En fait, ce cheminement plaît tellement à Alexandre qu’il finit par s’impliquer dans diverses sphères de la vie parascolaire. Il agit notamment à titre de chargé de projets pour l’Association générale des étudiants hors campus, et copréside le volet local de l’Association à Longueuil. Il organise également plusieurs activités, et participe à la création des Jeux collégiaux du commerce.
Taillé pour développer
La passion qu’Alexandre a cultivée pour le marketing lui permet aujourd’hui d’occuper un emploi où ses talents sont mis à contribution. S’il œuvre pour le Collectif, il doit néanmoins travailler avec cinq microbrasseries tout en respectant l’ADN de chacune.
« Avec Boldwin, c’est la culture et la production biologique locale qui prédominent. Du côté de Vagabond, on mise sur un lifestyle et un historique de produits classiques qui ont fait leurs preuves sur le marché. Des Cantons a développé une image très sportive, axée sur le plein air. La Memphré, elle, mise sur un portefeuille de bières un peu plus éclectique. Pour ce qui est de LOOP, l’identité est intimement liée à sa mission, c’est-à-dire la valorisation des fruits et légumes imparfaits. Conséquemment, leurs bières sont brassées à partir de pains rassis. J’ai donc la chance de pouvoir naviguer dans un environnement varié sur le plan du marketing et des produits. Toutefois, nous travaillons les images séparément, dans un objectif commun de produire nos bières avec des fournisseurs locaux », indique-t-il.

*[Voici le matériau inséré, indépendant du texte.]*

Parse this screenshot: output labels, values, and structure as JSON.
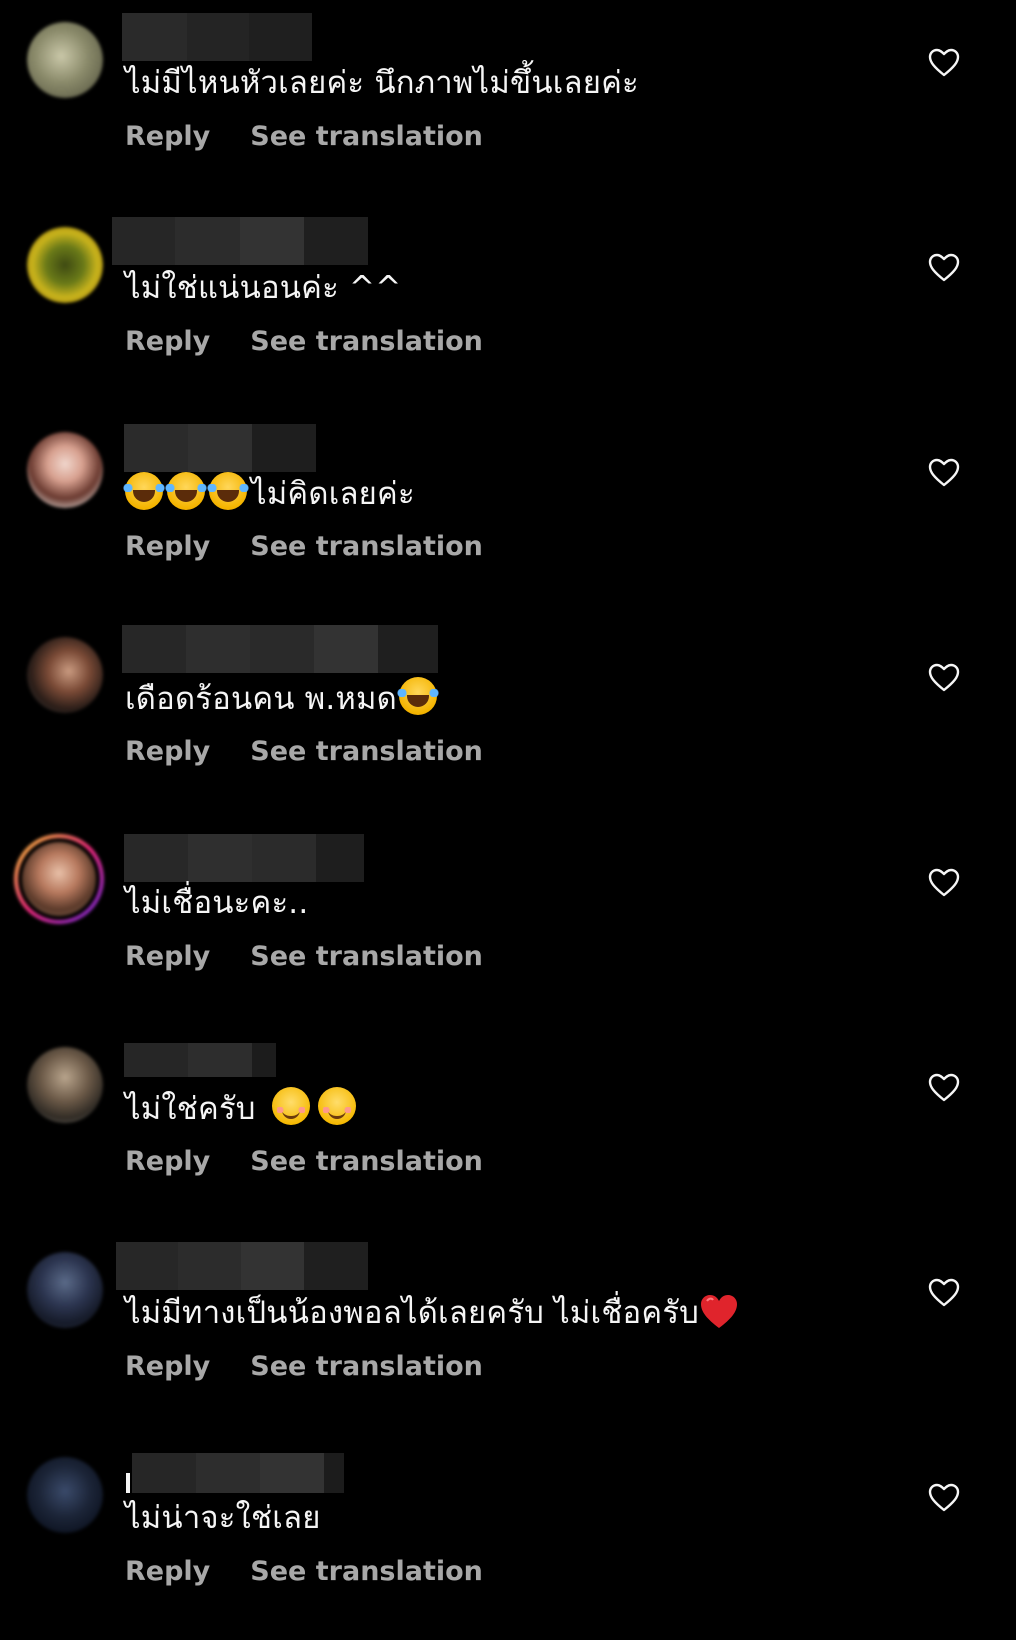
{
  "actions": {
    "reply_label": "Reply",
    "translate_label": "See translation"
  },
  "comments": [
    {
      "text": "ไม่มีไหนหัวเลยค่ะ นึกภาพไม่ขึ้นเลยค่ะ"
    },
    {
      "text": "ไม่ใช่แน่นอนค่ะ ^^"
    },
    {
      "text": "ไม่คิดเลยค่ะ"
    },
    {
      "text": "เดือดร้อนคน พ.หมด"
    },
    {
      "text": "ไม่เชื่อนะคะ.."
    },
    {
      "text": "ไม่ใช่ครับ "
    },
    {
      "text": "ไม่มีทางเป็นน้องพอลได้เลยครับ ไม่เชื่อครับ"
    },
    {
      "text": "ไม่น่าจะใช่เลย"
    }
  ],
  "colors": {
    "background": "#000000",
    "text": "#f5f5f5",
    "muted": "#a8a8a8",
    "redacted": "#2b2b2b"
  }
}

Avant de conclure, Alexandre rappelle que le Collectif brassicole Ensemble a aménagé une boutique et un petit salon de dégustation dans ses locaux de Boucherville. Une douzaine de lignes de fûts permettent ainsi aux visiteurs de goûter différents échantillons. L’entreprise travaille également au développement d’un système de « club Voisin », afin d’offrir des rabais aux gens de la région.